Food for Thought

Trending: "Free" Pet Food

Posted by Holly Everett on Apr 20, 2017 9:53:07 AM

If you need insight into the next big trend in the pet food industry, the best place is to look is the human food industry. As people develop new habits in regard to what they are eating, they tend to mirror those habits for what they are feeding their furry friends. Some of the biggest trends in the pet food industry, such as gluten or grain free foods, coconut oil, and quinoa, are all due to pet lovers wanting to give their pets the goodness that they give themselves.  

Cute puppy eating his food at the park.jpeg

As more pet parents focus on what is in their pet’s bag of food, they are paying even more attention to what isn’t in the bag. Grain-free products have been a staple in nearly every independently owned pet store for years, but a few new “free” items have popped up on the shelves:

  • Potato-free: Pet owners concerned about their cat or dog’s obesity risk may be on the lookout for this label. Chickpeas are a great substitute for white potatoes and many manufacturers have caught onto the low-glycemic demand.
  • Chicken or poultry-free: In a response to one of the most common pet allergies, some brands are going without one of the most popular proteins: poultry. Novel proteins such as kangaroo or wild boar are gaining popularity on pet store shelves.
  • Carrageenan-free: Sourced from seaweed and very common in canned or moist food (yes, even in organic items), carrageenan is a thickener that has been associated with gastrointestinal inflammation, which, in turn, can cause ulceration and bleeding.
  • BHA/BHT/Ethoxyquin-free: Added to oils to slow deterioration, these synthetic preservatives may cause dry skin, allergic reactions and dental disease.

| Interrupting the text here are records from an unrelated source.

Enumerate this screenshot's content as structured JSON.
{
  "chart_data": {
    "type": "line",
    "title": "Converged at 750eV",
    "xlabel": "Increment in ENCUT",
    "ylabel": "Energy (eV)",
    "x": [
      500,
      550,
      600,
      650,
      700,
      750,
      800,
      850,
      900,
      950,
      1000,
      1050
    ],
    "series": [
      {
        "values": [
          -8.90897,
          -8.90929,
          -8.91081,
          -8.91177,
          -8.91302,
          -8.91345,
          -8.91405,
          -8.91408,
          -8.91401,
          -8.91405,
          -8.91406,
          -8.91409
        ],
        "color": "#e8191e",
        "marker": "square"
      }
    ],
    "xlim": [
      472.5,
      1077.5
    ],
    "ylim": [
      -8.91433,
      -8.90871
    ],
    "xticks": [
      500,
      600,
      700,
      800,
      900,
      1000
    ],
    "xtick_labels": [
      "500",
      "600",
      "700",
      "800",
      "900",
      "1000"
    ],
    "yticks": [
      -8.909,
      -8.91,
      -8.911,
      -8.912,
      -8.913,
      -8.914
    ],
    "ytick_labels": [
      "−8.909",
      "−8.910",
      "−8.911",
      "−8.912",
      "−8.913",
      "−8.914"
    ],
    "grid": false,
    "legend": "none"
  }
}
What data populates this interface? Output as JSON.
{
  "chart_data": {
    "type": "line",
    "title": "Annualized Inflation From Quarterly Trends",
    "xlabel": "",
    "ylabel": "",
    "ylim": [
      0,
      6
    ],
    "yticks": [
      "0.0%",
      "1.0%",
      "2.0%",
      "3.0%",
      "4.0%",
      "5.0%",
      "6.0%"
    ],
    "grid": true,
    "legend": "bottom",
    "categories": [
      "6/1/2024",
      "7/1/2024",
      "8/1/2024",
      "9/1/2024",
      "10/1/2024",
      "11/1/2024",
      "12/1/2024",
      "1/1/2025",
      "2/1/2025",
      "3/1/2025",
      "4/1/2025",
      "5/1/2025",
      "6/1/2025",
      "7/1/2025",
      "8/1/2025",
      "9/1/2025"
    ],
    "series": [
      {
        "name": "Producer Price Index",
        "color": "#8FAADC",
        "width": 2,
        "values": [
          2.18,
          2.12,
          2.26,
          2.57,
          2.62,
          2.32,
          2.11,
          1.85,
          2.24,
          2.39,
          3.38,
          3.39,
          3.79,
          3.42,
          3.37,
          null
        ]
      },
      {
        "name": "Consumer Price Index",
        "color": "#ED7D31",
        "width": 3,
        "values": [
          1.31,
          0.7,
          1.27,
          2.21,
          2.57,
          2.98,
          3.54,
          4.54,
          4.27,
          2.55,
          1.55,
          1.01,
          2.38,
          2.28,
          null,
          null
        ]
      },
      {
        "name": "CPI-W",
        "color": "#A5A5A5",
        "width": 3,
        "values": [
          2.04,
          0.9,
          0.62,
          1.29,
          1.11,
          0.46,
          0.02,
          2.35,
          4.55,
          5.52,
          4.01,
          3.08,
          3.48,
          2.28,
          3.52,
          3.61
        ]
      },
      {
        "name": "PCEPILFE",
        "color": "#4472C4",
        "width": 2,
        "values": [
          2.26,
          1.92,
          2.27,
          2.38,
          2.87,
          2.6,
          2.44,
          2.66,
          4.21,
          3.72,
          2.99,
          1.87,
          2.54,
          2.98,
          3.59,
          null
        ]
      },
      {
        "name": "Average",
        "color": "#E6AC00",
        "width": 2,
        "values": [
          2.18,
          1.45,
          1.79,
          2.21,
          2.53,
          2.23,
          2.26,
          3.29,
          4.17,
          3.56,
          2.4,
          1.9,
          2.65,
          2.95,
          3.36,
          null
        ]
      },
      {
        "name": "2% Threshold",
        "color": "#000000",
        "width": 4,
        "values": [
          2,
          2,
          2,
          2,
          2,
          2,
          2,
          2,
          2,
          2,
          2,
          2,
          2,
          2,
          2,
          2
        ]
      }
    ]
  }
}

In GfK MRI’s Survey of the American Consumer—a benchmark based on over 24,000 respondents per year—showed that two-thirds of all United States adults say they check the labels of the food they are buying. This behavior, for many pet owners, likely indicates a greater attentiveness to what is in their cat’s or dog’s meals, as well.

By keeping an eye on the human food industry and maintaining open communication with customers about what they are looking for in a pet food, you will be able to easily maintain a loyal customer base of health-conscious pet lovers.